Pour devenir Lama, il faut avoir fait la retraite de 3 ans. C’est un point essentiel du cursus. On acquiert alors le rang de « Droupla ». Le statut s’acquiert avec le temps et l’expérience. Il n’y a pas de cérémonie formelle ou informelle, c’est le Lama Rinpotché (Le Lama des Lamas) qui vous confère cette position. Mais à la base l’ancienneté et la pratique de la méditation sous ces différentes formes permettent de gagner le respect de l’ensemble de la communauté. On devient un référent, un exemple comme je l’ai dit précédemment.

Que vous apporte le Bouddhisme ?

On parle plutôt de Dharma, l’enseignement du Bouddha. Le Dharma me pousse vers cette recherche du sens de la vie et de la mort. J’ai pu trouver les réponses à ces questions. Ces dernières ne découlent pas de l’intellect mais de la pratique. On évolue, c’est un chemin de transformation que l’on suit continuellement. J’ai l’impression d’être plus stable et d’évoluer de façon constante. Je note une plus grande maîtrise dans mon corps et dans mon esprit

Pouvez-vous nous parler de votre expérience en Inde ?

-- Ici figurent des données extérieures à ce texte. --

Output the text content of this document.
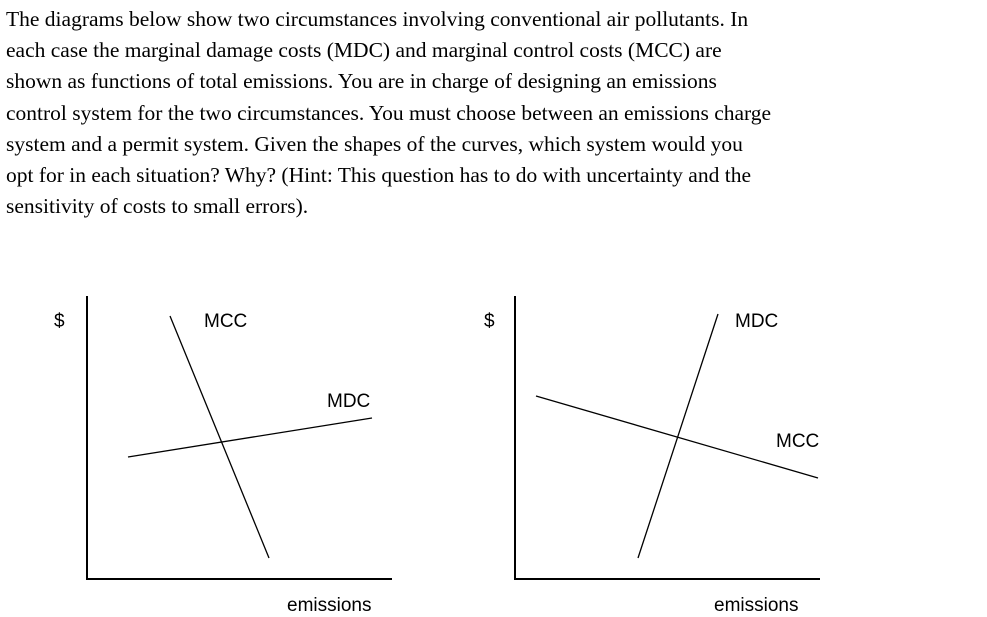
The diagrams below show two circumstances involving conventional air pollutants. In
each case the marginal damage costs (MDC) and marginal control costs (MCC) are
shown as functions of total emissions. You are in charge of designing an emissions
control system for the two circumstances. You must choose between an emissions charge
system and a permit system. Given the shapes of the curves, which system would you
opt for in each situation? Why? (Hint: This question has to do with uncertainty and the
sensitivity of costs to small errors).
$	MCC
MDC
emissions
$	MDC
MCC
emissions
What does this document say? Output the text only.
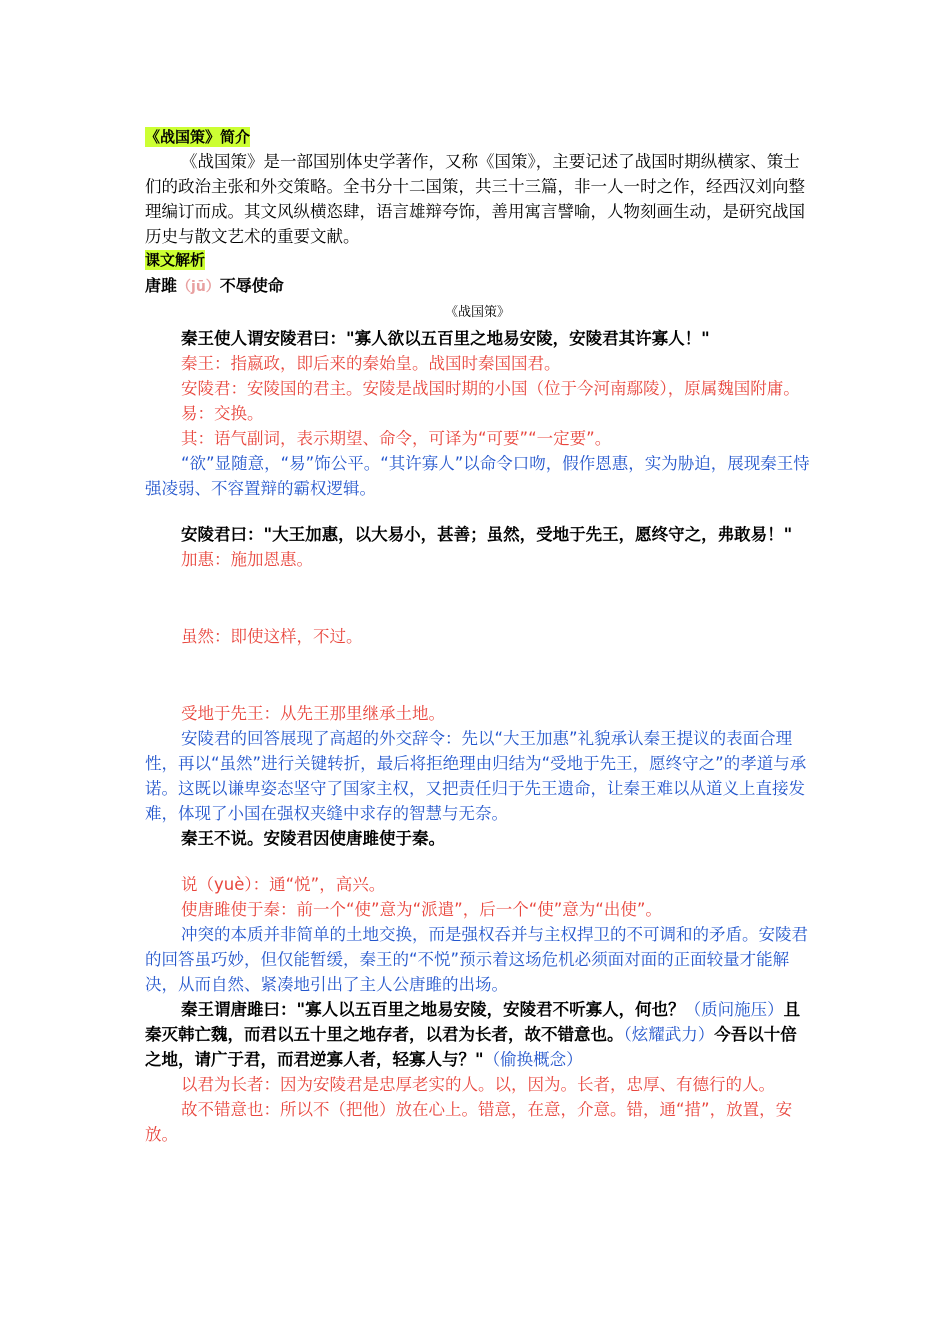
《战国策》简介

《战国策》是一部国别体史学著作，又称《国策》，主要记述了战国时期纵横家、策士们的政治主张和外交策略。全书分十二国策，共三十三篇，非一人一时之作，经西汉刘向整理编订而成。其文风纵横恣肆，语言雄辩夸饰，善用寓言譬喻，人物刻画生动，是研究战国历史与散文艺术的重要文献。

课文解析
唐雎（jū）不辱使命
《战国策》

秦王使人谓安陵君曰："寡人欲以五百里之地易安陵，安陵君其许寡人！"

秦王：指嬴政，即后来的秦始皇。战国时秦国国君。

安陵君：安陵国的君主。安陵是战国时期的小国（位于今河南鄢陵），原属魏国附庸。

易：交换。

其：语气副词，表示期望、命令，可译为“可要”“一定要”。

“欲”显随意，“易”饰公平。“其许寡人”以命令口吻，假作恩惠，实为胁迫，展现秦王恃强凌弱、不容置辩的霸权逻辑。

安陵君曰："大王加惠，以大易小，甚善；虽然，受地于先王，愿终守之，弗敢易！"

加惠：施加恩惠。

虽然：即使这样，不过。

受地于先王：从先王那里继承土地。

安陵君的回答展现了高超的外交辞令：先以“大王加惠”礼貌承认秦王提议的表面合理性，再以“虽然”进行关键转折，最后将拒绝理由归结为“受地于先王，愿终守之”的孝道与承诺。这既以谦卑姿态坚守了国家主权，又把责任归于先王遗命，让秦王难以从道义上直接发难，体现了小国在强权夹缝中求存的智慧与无奈。

秦王不说。安陵君因使唐雎使于秦。

说（yuè）：通“悦”，高兴。

使唐雎使于秦：前一个“使”意为“派遣”，后一个“使”意为“出使”。

冲突的本质并非简单的土地交换，而是强权吞并与主权捍卫的不可调和的矛盾。安陵君的回答虽巧妙，但仅能暂缓，秦王的“不悦”预示着这场危机必须面对面的正面较量才能解决，从而自然、紧凑地引出了主人公唐雎的出场。

秦王谓唐雎曰："寡人以五百里之地易安陵，安陵君不听寡人，何也？（质问施压）且秦灭韩亡魏，而君以五十里之地存者，以君为长者，故不错意也。（炫耀武力）今吾以十倍之地，请广于君，而君逆寡人者，轻寡人与？"（偷换概念）

以君为长者：因为安陵君是忠厚老实的人。以，因为。长者，忠厚、有德行的人。

故不错意也：所以不（把他）放在心上。错意，在意，介意。错，通“措”，放置，安放。
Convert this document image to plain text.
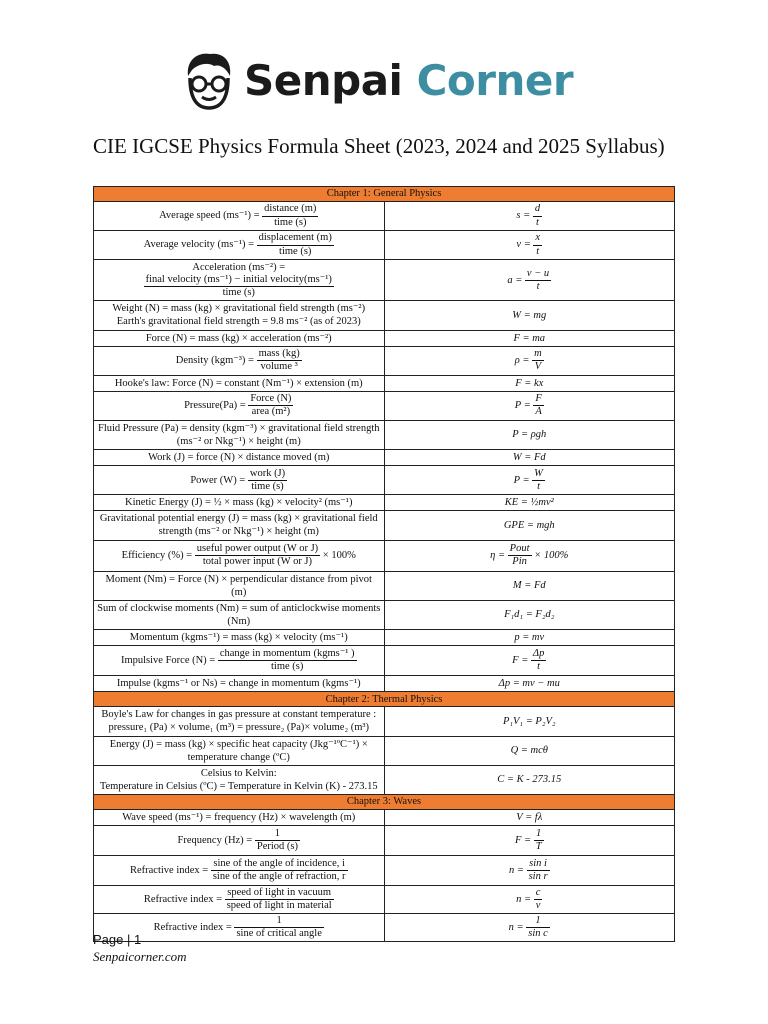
Senpai Corner
CIE IGCSE Physics Formula Sheet (2023, 2024 and 2025 Syllabus)
Chapter 1: General Physics	
Average speed $(ms^{-1}) = \frac{\text{distance (m)}}{\text{time (s)}}$	$s = \frac{d}{t}$

Average velocity $(ms^{-1}) = \frac{\text{displacement (m)}}{\text{time (s)}}$	$v = \frac{x}{t}$

Acceleration (ms⁻²) =
$\frac{\text{final velocity (ms⁻¹) − initial velocity(ms⁻¹)}}{\text{time (s)}}$	$a = \frac{v - u}{t}$

Weight (N) = mass (kg) × gravitational field strength (ms⁻²)
Earth's gravitational field strength = 9.8 ms⁻² (as of 2023)	W = mg
Force (N) = mass (kg) × acceleration (ms⁻²)	F = ma
Density $(kgm^{-3}) = \frac{\text{mass (kg)}}{\text{volume ³}}$	$\rho = \frac{m}{V}$

Hooke's law: Force (N) = constant (Nm⁻¹) × extension (m)	F = kx
Pressure(Pa) = $\frac{\text{Force (N)}}{\text{area (m²)}}$	$P = \frac{F}{A}$

Fluid Pressure (Pa) = density (kgm⁻³) × gravitational field strength (ms⁻² or Nkg⁻¹) × height (m)	P = ρgh
Work (J) = force (N) × distance moved (m)	W = Fd
Power $(W) = \frac{\text{work (J)}}{\text{time (s)}}$	$P = \frac{W}{t}$

Kinetic Energy (J) = ½ × mass (kg) × velocity² (ms⁻¹)	KE = ½mv²
Gravitational potential energy (J) = mass (kg) × gravitational field strength (ms⁻² or Nkg⁻¹) × height (m)	GPE = mgh
Efficiency (%) = $\frac{\text{useful power output (W or J)}}{\text{total power input (W or J)}} \times 100\%$	$\eta = \frac{\text{Pout}}{\text{Pin}} \times 100\%$
Moment (Nm) = Force (N) × perpendicular distance from pivot (m)	M = Fd
Sum of clockwise moments (Nm) = sum of anticlockwise moments (Nm)	F₁d₁ = F₂d₂
Momentum (kgms⁻¹) = mass (kg) × velocity (ms⁻¹)	p = mv
Impulsive Force $(N) = \frac{\text{change in momentum (kgms⁻¹ )}}{\text{time (s)}}$	$F = \frac{\Delta p}{t}$

Impulse (kgms⁻¹ or Ns) = change in momentum (kgms⁻¹)	Δp = mv − mu
Chapter 2: Thermal Physics	

Boyle's Law for changes in gas pressure at constant temperature :
pressure₁ (Pa) × volume₁ (m³) = pressure₂ (Pa)× volume₂ (m³)	P₁V₁ = P₂V₂
Energy (J) = mass (kg) × specific heat capacity (Jkg⁻¹ºC⁻¹) × temperature change (ºC)	Q = mcθ

Celsius to Kelvin:
Temperature in Celsius (ºC) = Temperature in Kelvin (K) - 273.15	C = K - 273.15
Chapter 3: Waves	
Wave speed (ms⁻¹) = frequency (Hz) × wavelength (m)	V = fλ
Frequency $(Hz) = \frac{1}{\text{Period (s)}}$	$F = \frac{1}{T}$

Refractive index = $\frac{\text{sine of the angle of incidence, i}}{\text{sine of the angle of refraction, r}}$	$n = \frac{\text{sin i}}{\text{sin r}}$

Refractive index = $\frac{\text{speed of light in vacuum}}{\text{speed of light in material}}$	$n = \frac{c}{v}$

Refractive index = $\frac{1}{\text{sine of critical angle}}$	$n = \frac{1}{\text{sin c}}$
Page | 1
Senpaicorner.com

J’ai eu l’opportunité de rejoindre l’Inde, le berceau du Bouddhisme, afin de suivre des enseignements dans un monastère Tibétain. J’ai pu plonger à la source de notre enseignement. Tout était particulier, impressionnant : la coutume, l’art, les bâtiments, l’architecture. C’était vraiment une expérience formidable, qui sera réitérée dans le futur.

Que vous inspire le comportement de la Chine vis-à-vis des tibétains ?

C’est terrible, un véritable drame. L’oppression est de plus en plus vive et le peuple tibétain ne peut le tolérer et renier ses traditions. Beaucoup de moines s’immolent par le feu pour dénoncer ce traitement. La répression est à la fois physique et idéologique. Le mot Dalaï-lama est par exemple proscrit en Chine. Les Chinois n’ont pas pris la mesure des proportions que cette situation a prise.

Comment évoluera l’enseignement dans le futur ?

Le Dharma s’adapte peu à peu à la France. Nous sommes Français et le contexte culturel est différent. Nous n’avons pas les mêmes racines mais nous souhaitons que l’enseignement soit opérant tout en ayant ce pouvoir de transformation. Il a fallu traduire les textes, un vecteur d’adaptation indispensable. Pour être au plus près de la religion, nous avons dû étudier le tibétain. Le chantier était et reste considérable. Tout est encore à faire, il faut créer des centres, former les enseignants, trouver les mots justes pour mettre en place des programmes progressifs. Actuellement l’enseignement se développe partout, dans les hôpitaux et même au sein des prisons. On utilise l’aspect universel du Bouddha dans un contexte religieux qui évolue vers la laïcité. Les gens s’écartent peu à peu des religions mais ont toujours une grande soif de spiritualité. Le Dharma devient alors une éthique de vie, une philosophie et une sociologie.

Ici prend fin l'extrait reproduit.